This repository contains the PyTorch implementation of EPCF: An Equivariant Positional Propagation Enhanced Graph Neural Network for Collaborative Filtering, a position-aware collaborative filtering model for recommendation. The code keeps a lightweight graph collaborative filtering pipeline and introduces coordinate-aware propagation and a coordinate regularization term for user-item representation learning.
EPCF enhances graph collaborative filtering by incorporating equivariant positional propagation on positional features extracted from the normalized interaction graph. During each propagation layer, the model:
- performs lightweight neighborhood aggregation;
- constructs equivariant edge representations from relative positional distances and embedding-level attention;
- propagates positional features via an equivariant message-passing mechanism that preserves permutation and orthogonal equivariance;
- fuses the resulting positional information with collaborative filtering embeddings;
- learns recommendation representations under a coordinate-aware BPR objective.
The model code is in code/model.py.
.
├── code/
│ ├── main.py # Training entry point
│ ├── model.py # PureMF and EPCF model definitions
│ ├── dataloader.py # Dataset loaders
│ ├── procedure.py # Training and evaluation routines
│ ├── register.py # Dataset/model registry
│ ├── parse.py # Command-line arguments
│ ├── utils.py # Sampling, loss, metrics, and utilities
│ └── sources/ # Optional C++ negative sampler source
├── data/ # Processed datasets
├── requirements.txt
└── README.md
The original experiments used the dependency versions listed in requirements.txt.
pip install -r requirements.txtThe optional C++ sampler requires cppimport and pybind11. If it is not available, the code automatically falls back to the Python negative sampler.
Run training from the code directory:
cd code
python main.py --dataset gowalla --model epcf --layer 3 --recdim 32 --bpr_batch 256 --lr 0.0005 --decay 1e-4 --topks "[20]" --seed 2020Common dataset names include:
gowalla, yelp2018, amazon-book, amazon-book-anotherversion,
amazon-kindle, douban-book, tmall, programmableweb, lastfm
For most datasets, train.txt and test.txt use one user per line:
user_id item_id item_id ...
For two-column datasets loaded by Loaderbri, files use:
user_id item_id
All ids are expected to be zero-based. The two-column loader also handles one-based ids by converting them to zero-based ids.

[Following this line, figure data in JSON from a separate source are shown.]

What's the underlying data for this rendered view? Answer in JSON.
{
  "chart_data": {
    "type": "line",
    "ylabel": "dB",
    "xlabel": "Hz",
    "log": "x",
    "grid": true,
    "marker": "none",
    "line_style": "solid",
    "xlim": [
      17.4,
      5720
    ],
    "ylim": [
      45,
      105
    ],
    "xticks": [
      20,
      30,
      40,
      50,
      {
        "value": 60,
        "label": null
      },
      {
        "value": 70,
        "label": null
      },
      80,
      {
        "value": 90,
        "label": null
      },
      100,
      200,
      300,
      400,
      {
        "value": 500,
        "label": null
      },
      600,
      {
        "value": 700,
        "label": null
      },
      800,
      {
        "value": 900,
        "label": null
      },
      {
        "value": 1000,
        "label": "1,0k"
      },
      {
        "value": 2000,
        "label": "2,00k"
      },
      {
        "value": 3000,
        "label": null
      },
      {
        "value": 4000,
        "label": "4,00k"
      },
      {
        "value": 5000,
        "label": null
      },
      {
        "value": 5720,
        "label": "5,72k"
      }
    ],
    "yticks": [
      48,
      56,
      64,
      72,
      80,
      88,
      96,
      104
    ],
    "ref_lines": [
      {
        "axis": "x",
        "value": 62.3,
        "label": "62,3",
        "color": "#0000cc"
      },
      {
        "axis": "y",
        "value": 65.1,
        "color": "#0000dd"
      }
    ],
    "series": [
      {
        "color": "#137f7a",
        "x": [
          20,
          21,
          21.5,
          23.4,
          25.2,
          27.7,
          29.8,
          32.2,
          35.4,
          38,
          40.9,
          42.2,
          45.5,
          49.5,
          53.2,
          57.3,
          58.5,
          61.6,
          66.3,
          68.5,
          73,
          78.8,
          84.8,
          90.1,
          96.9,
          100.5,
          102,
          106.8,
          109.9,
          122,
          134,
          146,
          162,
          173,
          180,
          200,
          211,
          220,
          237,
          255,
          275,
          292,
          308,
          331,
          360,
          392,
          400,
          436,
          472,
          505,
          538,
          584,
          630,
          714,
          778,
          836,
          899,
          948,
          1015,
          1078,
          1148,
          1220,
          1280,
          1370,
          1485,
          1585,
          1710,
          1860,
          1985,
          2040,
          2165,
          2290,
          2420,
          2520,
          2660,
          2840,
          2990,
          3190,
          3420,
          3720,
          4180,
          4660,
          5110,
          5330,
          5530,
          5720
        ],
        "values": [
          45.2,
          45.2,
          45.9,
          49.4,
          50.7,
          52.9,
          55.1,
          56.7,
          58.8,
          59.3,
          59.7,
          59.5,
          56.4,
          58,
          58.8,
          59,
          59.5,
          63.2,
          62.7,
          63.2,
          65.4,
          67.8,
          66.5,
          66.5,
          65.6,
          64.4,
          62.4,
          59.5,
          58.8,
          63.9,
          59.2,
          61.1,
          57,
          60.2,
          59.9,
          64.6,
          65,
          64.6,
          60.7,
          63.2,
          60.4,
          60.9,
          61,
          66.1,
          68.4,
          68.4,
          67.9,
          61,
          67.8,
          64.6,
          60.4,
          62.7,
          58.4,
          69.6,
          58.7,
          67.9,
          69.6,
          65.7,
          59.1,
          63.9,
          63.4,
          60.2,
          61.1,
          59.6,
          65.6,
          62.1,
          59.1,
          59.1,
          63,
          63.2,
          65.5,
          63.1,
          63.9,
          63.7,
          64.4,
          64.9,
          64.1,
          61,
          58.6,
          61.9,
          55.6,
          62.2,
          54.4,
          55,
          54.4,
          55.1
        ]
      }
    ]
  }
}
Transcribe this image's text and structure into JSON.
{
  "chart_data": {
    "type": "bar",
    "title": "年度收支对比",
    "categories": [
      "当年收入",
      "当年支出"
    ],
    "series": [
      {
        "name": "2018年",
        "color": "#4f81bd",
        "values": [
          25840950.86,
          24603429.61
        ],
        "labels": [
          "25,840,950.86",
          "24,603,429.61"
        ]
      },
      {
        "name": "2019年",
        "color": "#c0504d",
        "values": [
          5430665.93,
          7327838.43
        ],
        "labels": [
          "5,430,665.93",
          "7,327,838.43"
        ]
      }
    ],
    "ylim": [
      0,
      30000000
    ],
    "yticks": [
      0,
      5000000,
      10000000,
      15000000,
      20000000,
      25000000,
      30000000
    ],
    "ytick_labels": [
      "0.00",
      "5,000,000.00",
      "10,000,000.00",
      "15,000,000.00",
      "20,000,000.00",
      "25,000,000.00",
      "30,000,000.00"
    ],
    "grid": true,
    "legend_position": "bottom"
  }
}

Training checkpoints are written to code/checkpoints/, and TensorBoard logs are written to code/runs/. These directories are ignored by Git.
The released code preserves the training objective, sampling strategy, propagation equations, evaluation metrics, and default hyperparameters used in the working experiment code. For comparable results, use the same dataset files, dependency versions, random seed, and hardware backend.
This project builds on a public PyTorch graph collaborative filtering implementation and keeps its data loading, BPR training, and evaluation structure where applicable.